From 2011 to 2013, she was the Vice Minister of Economic Development and Trade of Kazakhstan. In 2012, Abilqasymova became the Deputy Governor from Kazakhstan at the World Bank. From 2013 to 2014, she served as a Vice Minister of Economy and Budget Planning. In August 2014, Abilqasymova became the Vice Minister of National Economy. In 2015, while working as Vice Minister, Abilqasymova went on maternity leave, and Aidar Arifhanov was temporarily appointed to her position.

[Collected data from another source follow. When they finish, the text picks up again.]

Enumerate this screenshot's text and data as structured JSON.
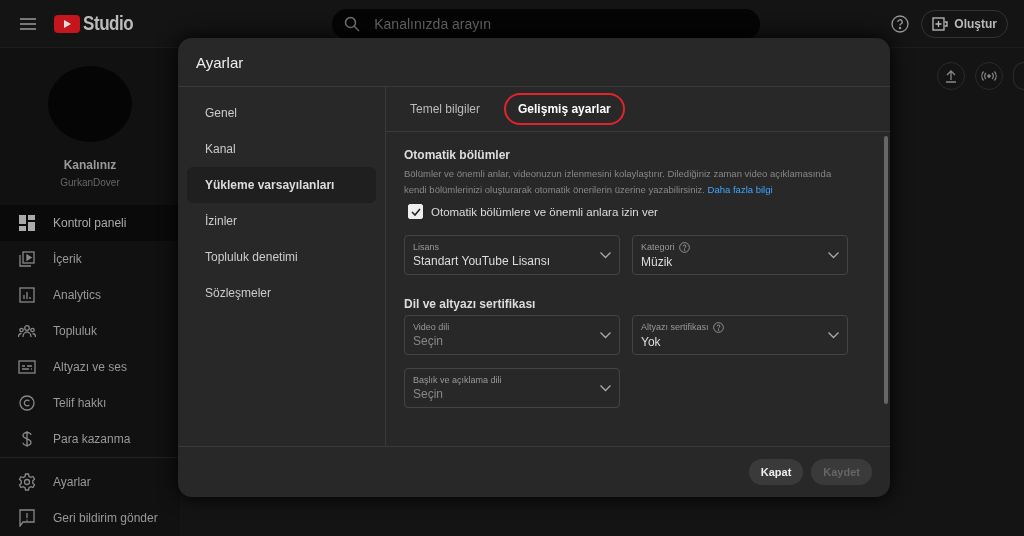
{
  "header": {
    "logo_text": "Studio",
    "search": {
      "placeholder": "Kanalınızda arayın"
    },
    "create_button": "Oluştur"
  },
  "channel": {
    "title": "Kanalınız",
    "name": "GurkanDover"
  },
  "sidebar": {
    "items": [
      {
        "label": "Kontrol paneli",
        "kind": "dashboard",
        "selected": true
      },
      {
        "label": "İçerik",
        "kind": "content",
        "selected": false
      },
      {
        "label": "Analytics",
        "kind": "analytics",
        "selected": false
      },
      {
        "label": "Topluluk",
        "kind": "community",
        "selected": false
      },
      {
        "label": "Altyazı ve ses",
        "kind": "subtitles",
        "selected": false
      },
      {
        "label": "Telif hakkı",
        "kind": "copyright",
        "selected": false
      },
      {
        "label": "Para kazanma",
        "kind": "money",
        "selected": false
      }
    ],
    "bottom_items": [
      {
        "label": "Ayarlar",
        "kind": "gear"
      },
      {
        "label": "Geri bildirim gönder",
        "kind": "feedback"
      }
    ]
  },
  "dialog": {
    "title": "Ayarlar",
    "nav": [
      {
        "label": "Genel",
        "selected": false
      },
      {
        "label": "Kanal",
        "selected": false
      },
      {
        "label": "Yükleme varsayılanları",
        "selected": true
      },
      {
        "label": "İzinler",
        "selected": false
      },
      {
        "label": "Topluluk denetimi",
        "selected": false
      },
      {
        "label": "Sözleşmeler",
        "selected": false
      }
    ],
    "tabs": [
      {
        "label": "Temel bilgiler",
        "selected": false,
        "circled": false
      },
      {
        "label": "Gelişmiş ayarlar",
        "selected": true,
        "circled": true
      }
    ],
    "sections": [
      {
        "heading": "Otomatik bölümler",
        "description": "Bölümler ve önemli anlar, videonuzun izlenmesini kolaylaştırır. Dilediğiniz zaman video açıklamasında kendi bölümlerinizi oluşturarak otomatik önerilerin üzerine yazabilirsiniz.",
        "link": "Daha fazla bilgi",
        "checkbox": {
          "label": "Otomatik bölümlere ve önemli anlara izin ver",
          "checked": true
        },
        "fields": [
          {
            "label": "Lisans",
            "value": "Standart YouTube Lisansı",
            "help": false
          },
          {
            "label": "Kategori",
            "value": "Müzik",
            "help": true
          }
        ]
      },
      {
        "heading": "Dil ve altyazı sertifikası",
        "fields": [
          {
            "label": "Video dili",
            "placeholder": "Seçin",
            "help": false
          },
          {
            "label": "Altyazı sertifikası",
            "value": "Yok",
            "help": true
          },
          {
            "label": "Başlık ve açıklama dili",
            "placeholder": "Seçin",
            "help": false
          }
        ]
      }
    ],
    "buttons": [
      {
        "label": "Kapat",
        "disabled": false
      },
      {
        "label": "Kaydet",
        "disabled": true
      }
    ]
  }
}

From February 9, 2018 to February 25, 2019, she served as the Minister of Labor and Social Protection of the Republic of Kazakhstan. During Abylkasymova's tenure, benefits for mothers with many children increased from 15,400 to 16,100 tenge. It was reported that similar benefits were not available in a number of other countries (for example, Azerbaijan only provides benefits for children aged 1 year and older, targeting only low-income families, not large families; Tajikistan has not provided any benefits to large families; it operates a system of targeted assistance for the country's least affluent families). Meanwhile, in Kazakhstan, mothers with many children receive several million tenge over their entire life, with benefits paid for life. This statement provoked a strong public reaction and became the basis for a discussion of an important social agenda. Following the tragic fire in Astana on the night of February 4, in which five children died, public attention once again focused on the situation of large families in the country. Emotional comments and proposals for increased social support began to appear on social media. In response to public demand, the Ministry of Labor and Social Protection began implementing a number of measures aimed at improving conditions for large families and increasing the targeting of assistance.

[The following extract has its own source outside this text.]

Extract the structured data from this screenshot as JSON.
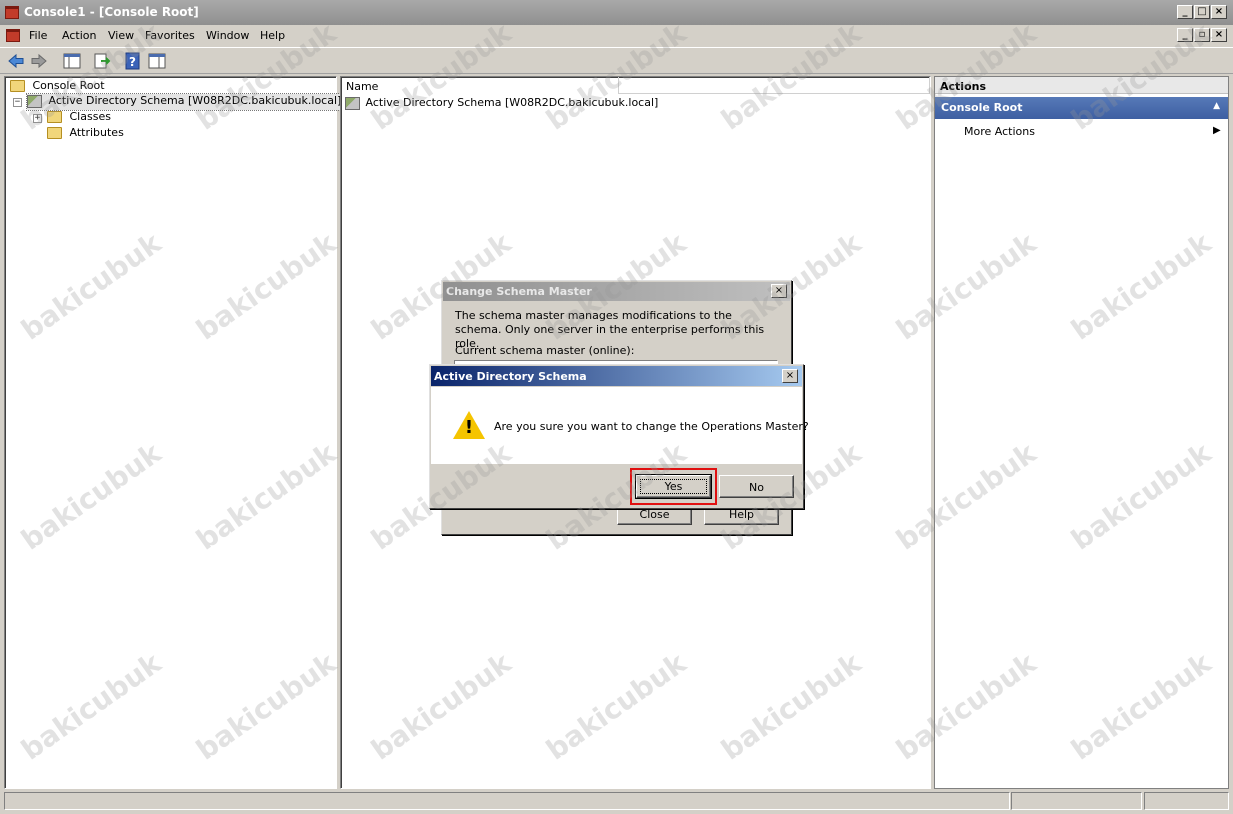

On March 28, 2019, Madina Abylkasymova became Deputy Chairperson of the National Bank of the Republic of Kazakhstan following the resignation of the government.

March 12–28, 2019 - First Vice Minister of National Economy.

On 28 March 2019, she became the deputy chair of the National Bank of Kazakhstan. In July 2020, to increase the accountability of credit institutions, the agency adopted regulations providing for mandatory licensing of microfinance activities from January 1, 2021. In November 2020, Madina Abylkasymova presented a concept being developed jointly with the National Bank of the Republic of Kazakhstan and market participants. It envisages the formation of a competitive and high-tech financial sector by 2030. The concept identifies seven priorities, including the implementation of international standards (Basel III, Solvency II), the development of digital and investment banking, transparency, and ESG standards.

Since 18 December 2019, Abilqasymova has been serving as the chair of the Agency of the Republic of Kazakhstan on Regulation and Development of the Financial Market. In 2020, as part of anti-crisis measures during the COVID-19 pandemic, loan payment deferrals were granted to individuals and small and medium-sized businesses. A program of preferential lending to SMEs for working capital was adopted jointly with the National Bank of Kazakhstan. A program to assist all those unemployed during the COVID-19 pandemic was introduced in the amount of 42,500 tenge. On October 28, 2021, Abylkasymova approved the Methodology for Calculating Target Indicators for the Development Plan of the Agency for the Development of the Financial Markets of the Russian Federation for the period 2020-2024. Initiatives include the issuance of tokenized mortgage bonds, the creation of a Guarantee Fund for SMEs, expanded investment opportunities for insurance companies, and reforms to resolve insolvent banks.

== Personal life ==
Abilqasymova is married and has 3 children. Her father Erasyl Abilqasymov (born 1948) is a known doctor, author of the book "The system of compulsory health insurance in the Republic of Kazakhstan", member of the 2nd Mazhilis, and a candidate in the 2005 Kazakh presidential election.